I’m curious to gather opinions on the merits of signing cached data to mitigate the possibility of remote code execution attacks in the event of a cache compromise.
All of Django’s built-in cache backends (in-memory, memcached, Redis, database, and file-based) serialize cache data using pickle. In the event an attacker can write to a cache, the attacker could provide malicious cache data that would execute arbitrary code when unpickled by the Django application server.
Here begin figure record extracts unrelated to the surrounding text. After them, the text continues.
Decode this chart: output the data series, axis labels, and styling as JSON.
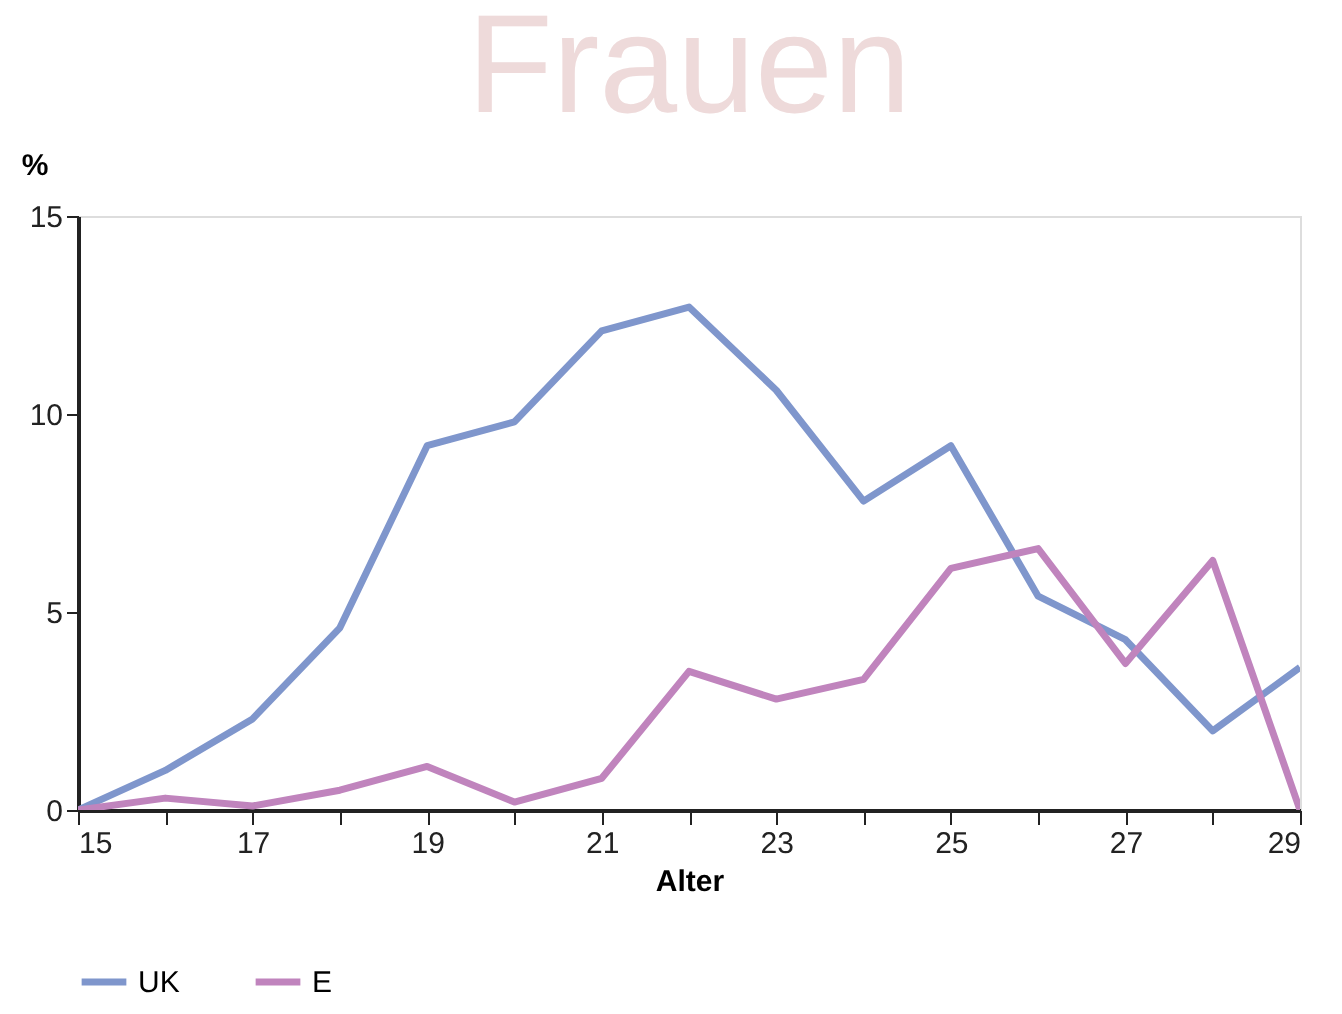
{
  "chart_data": {
    "type": "line",
    "title": "Frauen",
    "xlabel": "Alter",
    "ylabel": "%",
    "x": [
      15,
      16,
      17,
      18,
      19,
      20,
      21,
      22,
      23,
      24,
      25,
      26,
      27,
      28,
      29
    ],
    "series": [
      {
        "name": "UK",
        "color": "#7f96cc",
        "values": [
          0,
          1.0,
          2.3,
          4.6,
          9.2,
          9.8,
          12.1,
          12.7,
          10.6,
          7.8,
          9.2,
          5.4,
          4.3,
          2.0,
          3.6
        ]
      },
      {
        "name": "E",
        "color": "#c084bd",
        "values": [
          0,
          0.3,
          0.1,
          0.5,
          1.1,
          0.2,
          0.8,
          3.5,
          2.8,
          3.3,
          6.1,
          6.6,
          3.7,
          6.3,
          0
        ]
      }
    ],
    "xlim": [
      15,
      29
    ],
    "ylim": [
      0,
      15
    ],
    "xticks": [
      15,
      {
        "value": 16,
        "label": null
      },
      17,
      {
        "value": 18,
        "label": null
      },
      19,
      {
        "value": 20,
        "label": null
      },
      21,
      {
        "value": 22,
        "label": null
      },
      23,
      {
        "value": 24,
        "label": null
      },
      25,
      {
        "value": 26,
        "label": null
      },
      27,
      {
        "value": 28,
        "label": null
      },
      29
    ],
    "yticks": [
      0,
      5,
      10,
      15
    ],
    "grid": false,
    "legend": "bottom",
    "marker": "none",
    "line_style": "solid"
  }
}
This longstanding known issue has been reported on Trac (2024) and HackerOne (2021) and I’ve answered both by saying, “Of course there are going to be problems when servers are compromised. Django could sign the data it puts into the cache, but this probably has too many performance penalties for a cache.”
The Django docs warn:
An attacker who gains access to the cache file can not only falsify HTML content, which your site will trust, but also remotely execute arbitrary code, as the data is serialized using
pickle.
(This warning for the file-based cache backend is applicable to all backends.)
With that as background…
I’m part of the team developing a MongoDB backend for Django. It has its own cache backend (since Django’s built-in database cache backend is SQL-specific), and the MongoDB security team has flagged the use of pickle as a vulnerability needing remediation, proposing optional (enabled by default) HMAC signing of cache entries. I’ve pushed back, citing inconsistency with Django’s built-in cache backends and questioning whether the overhead of signing cached data will make the cache perform so poorly as to make it largely useless.
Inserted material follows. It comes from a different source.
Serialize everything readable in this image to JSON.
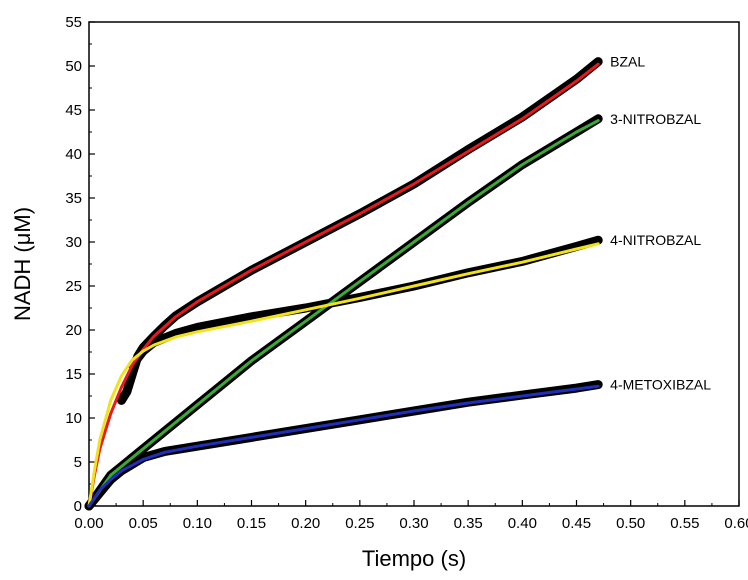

Regardless of the decision that MongoDB makes on this, do you see any merit to adding optional cache signing to Django’s built-in cache backends?
I feel the decision at MongoDB is largely based on liability concerns related to their hosted database offering (e.g. a breach of their Cloud database could lead to comprise of customer application servers), but it also leaves me with a strange impression that perhaps MongoDB is unusually vulnerable to compromise, such that additional protections are necessary. How do you feel about it?